Google’s Distrust of Chinese Digital Certificates

April 3, 2015

Have you ever tried to visit a site online and received an error message saying that the website you’re trying to access isn’t trusted? Well, that is about to happen more frequently thanks to the recent fall-out between Google and the China Internet Network Information Center (“CNNIC”).
Google recently announced that it will no longer trust certain digital certificates issued by the CNNIC. This decision follows a breach that occurred last week in which unauthorized credentials for Gmail and other Google domains were issued. CNNIC is an administrative Chinese organization certificate authority (“CA”), which means it functions as a trusted organization that provides verification services for digital certificates.
The certificates in question are those issued to ensure that websites are secure. CNNIC issues such certificates for the .cn domain, and delegated its authority to MCS Holdings, an Egyptian intermediary, to issue the certificates. MCS did so as a man-in-the-middle proxy rather than as a proper hardware security module (“HSM”). Google Security Engineer Adam Langley stated that such a system allows “devices to intercept secure connections by masquerading as the intended destination.” The issuance of these unauthorized certificates is a breach of rules established by CAs and browser makers, which prohibits CAs from issuing certificates for domains held by customers other than those holding the credentials.

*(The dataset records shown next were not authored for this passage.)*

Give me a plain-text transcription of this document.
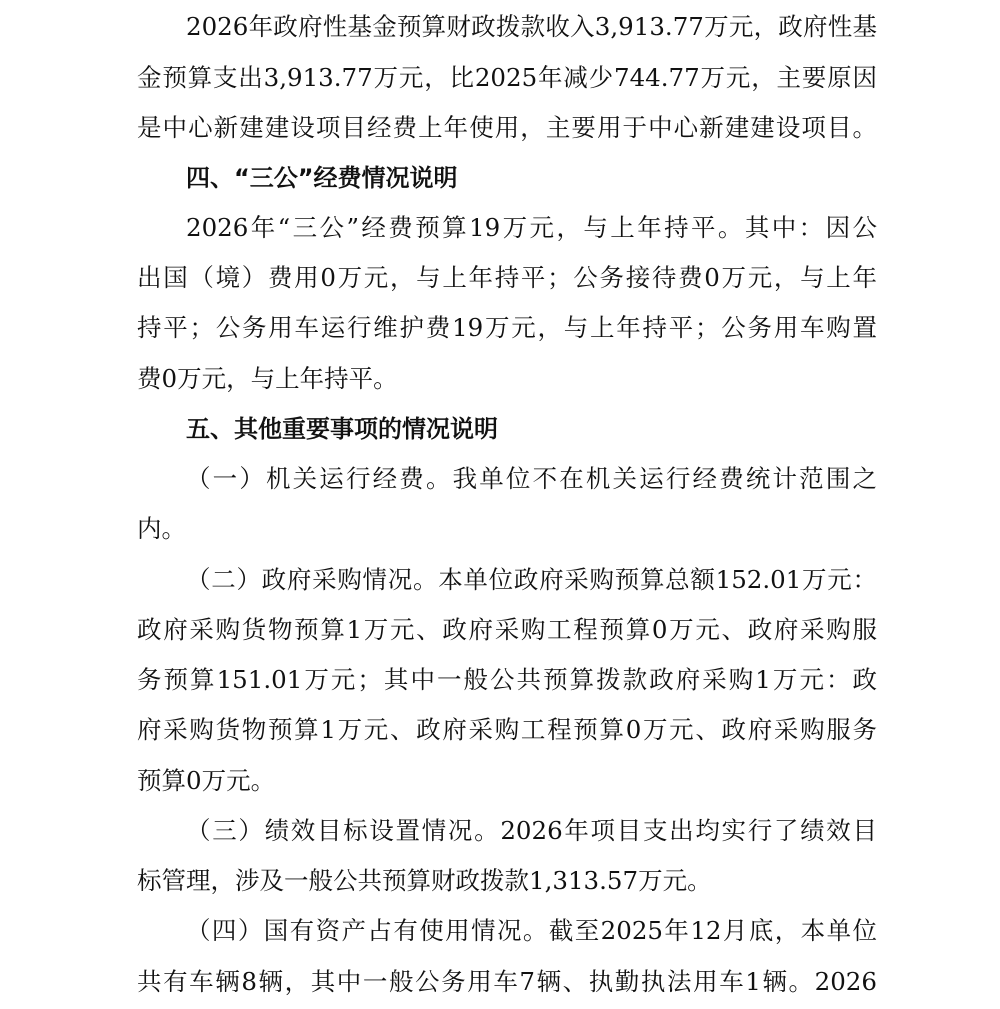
2026年政府性基金预算财政拨款收入3,913.77万元，政府性基
金预算支出3,913.77万元，比2025年减少744.77万元，主要原因
是中心新建建设项目经费上年使用，主要用于中心新建建设项目。
四、“三公”经费情况说明
2026年“三公”经费预算19万元，与上年持平。其中：因公
出国（境）费用0万元，与上年持平；公务接待费0万元，与上年
持平；公务用车运行维护费19万元，与上年持平；公务用车购置
费0万元，与上年持平。
五、其他重要事项的情况说明
（一）机关运行经费。我单位不在机关运行经费统计范围之
内。
（二）政府采购情况。本单位政府采购预算总额152.01万元：
政府采购货物预算1万元、政府采购工程预算0万元、政府采购服
务预算151.01万元；其中一般公共预算拨款政府采购1万元：政
府采购货物预算1万元、政府采购工程预算0万元、政府采购服务
预算0万元。
（三）绩效目标设置情况。2026年项目支出均实行了绩效目
标管理，涉及一般公共预算财政拨款1,313.57万元。
（四）国有资产占有使用情况。截至2025年12月底，本单位
共有车辆8辆，其中一般公务用车7辆、执勤执法用车1辆。2026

Langley continued that “proxy was given the full authority of a public CA which is a serious breach of the CA system…CNNIC still delegated their substantial authority to an organization that was not fit to hold it.”

After further investigation, Google has decided to drop the CNNIC root certificate authority completely. This decision could affect individuals and companies trying to connect to banking or other sites with certificates issued by the CNNIC. So, to give those affected time to respond, Google is allowing CNNIC’s existing certificates to continue for a limited time.
CNNIC isn’t happy about Google’s decision. In a statement released Thursday, April 2, CNNIC refers to Google’s decision as “unacceptable and unintelligible,” while sincerely urging Google to “take user’s rights and interest into full consideration.”
Following Google’s lead, Mozilla is now planning to reject new digital certificates issued by CNNIC, but will continue to trust certificates that already exist.  After an analysis of the MCS Holdings incident, Mozilla found that CNNIC violated several policies by even issuing the certificates to MCS Holdings. For example, Mozilla requires intermediate certificates to be either technically restricted, meaning they can only be used to issue certificates for particular domain names, or unrestricted by being publicly disclosed and audited as root certificates. In this case, neither of these requirements were met.
Mozilla and Google’s plans have the same effect – their products will reject certain CNNIC certificates for specified time periods. Google will soon reject all CNNIC certificates, and Mozilla will only reject newly issued ones.